I was a teen in the ‘90s, and Rancid was my first serious punk-rock obsession. The group’s lead singer and songwriter, Tim Armstrong, released around 200 songs in a solo project named Tim Timebomb from 2012-2014, and this giant album just gets me perfectly. It’s punk rock gone acoustic, gone folk, gone reggae, gone zydeco. It helps make the inevitable doom of aging less lonely to know your hero is maturing with you.
What made me fall in love with Rancid was Tim Armstrong’s voice. Like Cobain, like Elvis Costello, like Tom Waits, like Joe Strummer, Tim sings like he’s on fire, like he’s sang his vocal cords raw. I love singers who garble grit in their throats, who know how scream beautifully. It’s a quality of rawness and strain I’ve always wanted to translate to my own prose style. Anyway, Tim’s voice is one of the grittiest. Really, I could listen to Tim read me the dictionary (actually, that sounds fantastic and he should do it!).
So, the 200 songs are a lot to wade through, though I recommend them all. You can find them on Tim Timebomb’s YouTube channel, and these are on all the other streaming services.
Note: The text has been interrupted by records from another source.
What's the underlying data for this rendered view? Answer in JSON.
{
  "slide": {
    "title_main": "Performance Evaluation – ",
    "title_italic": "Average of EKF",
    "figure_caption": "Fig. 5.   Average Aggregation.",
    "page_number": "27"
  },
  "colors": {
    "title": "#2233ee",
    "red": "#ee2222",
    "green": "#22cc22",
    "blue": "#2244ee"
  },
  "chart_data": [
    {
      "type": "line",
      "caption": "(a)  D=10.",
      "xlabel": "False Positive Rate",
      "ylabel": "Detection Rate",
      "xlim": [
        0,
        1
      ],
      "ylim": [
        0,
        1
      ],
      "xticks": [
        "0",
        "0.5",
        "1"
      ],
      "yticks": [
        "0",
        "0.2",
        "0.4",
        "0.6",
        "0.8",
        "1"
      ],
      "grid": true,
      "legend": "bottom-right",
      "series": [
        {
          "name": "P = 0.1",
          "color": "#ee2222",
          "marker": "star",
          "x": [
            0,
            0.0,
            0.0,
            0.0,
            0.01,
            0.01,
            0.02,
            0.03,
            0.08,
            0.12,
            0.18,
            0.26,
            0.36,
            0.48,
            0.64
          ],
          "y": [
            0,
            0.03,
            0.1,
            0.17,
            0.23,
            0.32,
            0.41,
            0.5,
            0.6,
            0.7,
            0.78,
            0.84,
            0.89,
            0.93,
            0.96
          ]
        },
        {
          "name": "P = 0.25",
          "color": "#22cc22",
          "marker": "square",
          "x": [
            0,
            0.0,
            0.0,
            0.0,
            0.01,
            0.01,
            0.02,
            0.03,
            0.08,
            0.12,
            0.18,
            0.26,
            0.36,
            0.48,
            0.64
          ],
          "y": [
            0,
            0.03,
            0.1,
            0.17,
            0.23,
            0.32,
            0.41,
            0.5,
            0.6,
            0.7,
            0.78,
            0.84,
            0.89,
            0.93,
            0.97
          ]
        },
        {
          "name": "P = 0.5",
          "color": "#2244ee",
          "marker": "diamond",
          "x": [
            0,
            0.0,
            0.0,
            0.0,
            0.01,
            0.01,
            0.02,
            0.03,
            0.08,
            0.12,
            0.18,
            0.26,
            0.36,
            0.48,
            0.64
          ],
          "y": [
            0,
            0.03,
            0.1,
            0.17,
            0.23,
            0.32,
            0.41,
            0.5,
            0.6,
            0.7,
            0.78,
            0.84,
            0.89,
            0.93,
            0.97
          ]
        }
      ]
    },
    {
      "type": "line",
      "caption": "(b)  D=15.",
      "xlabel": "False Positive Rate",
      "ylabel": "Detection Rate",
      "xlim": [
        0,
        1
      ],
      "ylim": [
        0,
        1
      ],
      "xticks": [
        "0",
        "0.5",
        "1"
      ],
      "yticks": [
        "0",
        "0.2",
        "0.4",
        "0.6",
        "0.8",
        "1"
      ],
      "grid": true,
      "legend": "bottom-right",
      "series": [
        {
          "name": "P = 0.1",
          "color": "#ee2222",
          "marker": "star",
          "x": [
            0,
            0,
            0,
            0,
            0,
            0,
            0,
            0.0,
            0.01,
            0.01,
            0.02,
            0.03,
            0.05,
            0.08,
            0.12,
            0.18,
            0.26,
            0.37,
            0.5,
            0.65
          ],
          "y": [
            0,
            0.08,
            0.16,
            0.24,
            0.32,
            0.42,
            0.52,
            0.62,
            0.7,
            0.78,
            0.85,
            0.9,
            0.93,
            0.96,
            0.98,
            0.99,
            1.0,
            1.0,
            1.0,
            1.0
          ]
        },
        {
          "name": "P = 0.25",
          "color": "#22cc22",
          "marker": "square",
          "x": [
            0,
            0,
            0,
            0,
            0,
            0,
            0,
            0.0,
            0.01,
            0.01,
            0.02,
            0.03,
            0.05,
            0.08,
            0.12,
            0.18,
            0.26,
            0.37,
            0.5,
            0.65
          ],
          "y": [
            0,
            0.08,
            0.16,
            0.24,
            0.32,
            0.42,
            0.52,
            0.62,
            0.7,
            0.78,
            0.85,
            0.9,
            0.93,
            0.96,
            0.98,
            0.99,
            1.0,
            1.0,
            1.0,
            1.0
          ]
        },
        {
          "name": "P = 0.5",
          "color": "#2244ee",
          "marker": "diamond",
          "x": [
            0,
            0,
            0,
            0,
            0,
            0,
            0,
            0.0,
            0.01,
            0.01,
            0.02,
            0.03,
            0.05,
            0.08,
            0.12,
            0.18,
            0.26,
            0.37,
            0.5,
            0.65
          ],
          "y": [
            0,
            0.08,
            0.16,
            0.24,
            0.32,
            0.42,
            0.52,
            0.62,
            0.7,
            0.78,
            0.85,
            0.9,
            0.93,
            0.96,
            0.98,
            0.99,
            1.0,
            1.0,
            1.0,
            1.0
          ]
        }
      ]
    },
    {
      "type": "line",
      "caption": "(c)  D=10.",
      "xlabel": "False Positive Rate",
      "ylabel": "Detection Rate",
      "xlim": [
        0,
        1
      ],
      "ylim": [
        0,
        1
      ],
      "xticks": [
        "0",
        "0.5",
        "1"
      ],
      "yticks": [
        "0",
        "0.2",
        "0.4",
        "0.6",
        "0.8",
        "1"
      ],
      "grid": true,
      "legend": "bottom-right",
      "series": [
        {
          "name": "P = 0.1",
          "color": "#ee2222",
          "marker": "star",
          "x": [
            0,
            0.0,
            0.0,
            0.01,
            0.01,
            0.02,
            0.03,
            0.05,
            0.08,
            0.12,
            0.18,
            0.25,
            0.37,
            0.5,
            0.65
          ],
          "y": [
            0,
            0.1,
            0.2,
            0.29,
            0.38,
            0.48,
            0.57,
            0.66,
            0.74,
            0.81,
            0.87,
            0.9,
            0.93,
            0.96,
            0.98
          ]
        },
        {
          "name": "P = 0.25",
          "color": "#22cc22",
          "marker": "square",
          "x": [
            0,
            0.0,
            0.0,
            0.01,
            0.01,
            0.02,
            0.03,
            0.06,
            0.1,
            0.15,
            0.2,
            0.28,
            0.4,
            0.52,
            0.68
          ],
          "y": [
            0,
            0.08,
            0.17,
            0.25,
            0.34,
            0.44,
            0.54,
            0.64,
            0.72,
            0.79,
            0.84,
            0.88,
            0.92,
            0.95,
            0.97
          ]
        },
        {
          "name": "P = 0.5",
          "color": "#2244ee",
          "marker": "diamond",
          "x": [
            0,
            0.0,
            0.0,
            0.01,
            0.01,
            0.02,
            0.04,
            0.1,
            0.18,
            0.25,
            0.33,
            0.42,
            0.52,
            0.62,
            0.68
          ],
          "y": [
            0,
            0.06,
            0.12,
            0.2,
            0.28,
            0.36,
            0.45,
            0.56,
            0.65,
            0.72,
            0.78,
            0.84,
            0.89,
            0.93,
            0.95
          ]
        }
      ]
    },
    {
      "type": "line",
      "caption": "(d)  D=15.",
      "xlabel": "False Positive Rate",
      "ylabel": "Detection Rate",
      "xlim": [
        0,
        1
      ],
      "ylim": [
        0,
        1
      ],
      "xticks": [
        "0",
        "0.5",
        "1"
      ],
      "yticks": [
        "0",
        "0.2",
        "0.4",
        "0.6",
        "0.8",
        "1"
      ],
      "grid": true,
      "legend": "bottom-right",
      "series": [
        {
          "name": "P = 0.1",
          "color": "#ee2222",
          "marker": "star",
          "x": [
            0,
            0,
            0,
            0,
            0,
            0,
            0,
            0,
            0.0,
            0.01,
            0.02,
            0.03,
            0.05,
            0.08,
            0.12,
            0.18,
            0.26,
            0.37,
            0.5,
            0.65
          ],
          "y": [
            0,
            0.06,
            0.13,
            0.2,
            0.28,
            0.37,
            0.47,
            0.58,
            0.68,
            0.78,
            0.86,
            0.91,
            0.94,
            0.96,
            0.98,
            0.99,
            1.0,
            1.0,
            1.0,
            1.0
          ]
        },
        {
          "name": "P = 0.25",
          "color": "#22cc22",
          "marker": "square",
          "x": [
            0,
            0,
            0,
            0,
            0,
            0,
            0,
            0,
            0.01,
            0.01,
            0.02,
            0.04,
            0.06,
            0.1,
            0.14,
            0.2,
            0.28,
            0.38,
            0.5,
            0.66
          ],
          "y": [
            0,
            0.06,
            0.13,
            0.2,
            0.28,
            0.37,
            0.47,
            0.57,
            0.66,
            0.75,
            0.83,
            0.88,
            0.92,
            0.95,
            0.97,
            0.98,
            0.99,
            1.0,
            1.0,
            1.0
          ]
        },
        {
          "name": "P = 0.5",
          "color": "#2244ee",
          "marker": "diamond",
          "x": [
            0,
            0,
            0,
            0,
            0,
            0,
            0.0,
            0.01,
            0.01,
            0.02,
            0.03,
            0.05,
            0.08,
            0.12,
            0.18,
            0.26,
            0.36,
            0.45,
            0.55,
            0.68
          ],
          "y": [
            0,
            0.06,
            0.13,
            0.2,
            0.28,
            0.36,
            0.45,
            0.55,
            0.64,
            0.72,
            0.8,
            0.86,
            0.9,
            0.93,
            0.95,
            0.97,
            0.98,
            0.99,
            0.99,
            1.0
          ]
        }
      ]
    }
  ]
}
But let me guide you through a few of my favorites to highlight some of these gems:
“Thirty Pieces of Silver”—Tim doing one of the things he does best: rootsy ska you can dance to.
“She’s Drunk All the Time”—I guess this was written by Green Day guys, but I promise it’s a million times more interesting than pop punk in Tim’s style.
“Adalida”—a lovely zydeco cover.
“It’s Quite Alright”—a Rancid cover, for the other aging punks—with a glockenspiel, mandolin, and a surprisingly satisfying harmonica (harmonica’s usually sound like nails on chalkboard to me).
“Yes, Sir”—a vaudevillian cover of an early American pop song with a brass band.
“Jim Dandy”—a ‘50s R&B cover of a song by Lavern Baker and the Gliders.
“You’re a Mean One Mr. Grinch”—I mean, come on! I hope you’re all listening to this version when Christmas rolls around this year.
“Crawdad Hole”—a working-class Southern folk song with banjo.
“Working”—Here’s a great ska rendition of a song by a ‘70s British band called Cock Sparrer.
“Little Sadie”—another folk cover of a classic. I love it more because I had a beloved dog named Sadie who just died.
“Dope Sick Girl”—Here’s another Rancid cover that just gets better acoustic.
“Jockey Full of Bourbon”—Can Tim cover Tom Waits? Yep. He can do that, too.
“Just for Tonight”—a reggae jam with a freaking flute, also a charming back-and-forth duet with Bevin Hamilton.
“Timebomb”—another Rancid classic covered in a hauntingly folksy style.
Dustin M. Hoffman is the author of the story collections One-Hundred-Knuckled Fist (winner of the 2015 Prairie Schooner Book Prize) and No Good for Digging (Word West Press). He painted houses for ten years in Michigan and now teaches creative writing at Winthrop University in South Carolina. Hoffman's short fiction A Sky So Sharp was published in issue no. 285 of The Fiddlehead.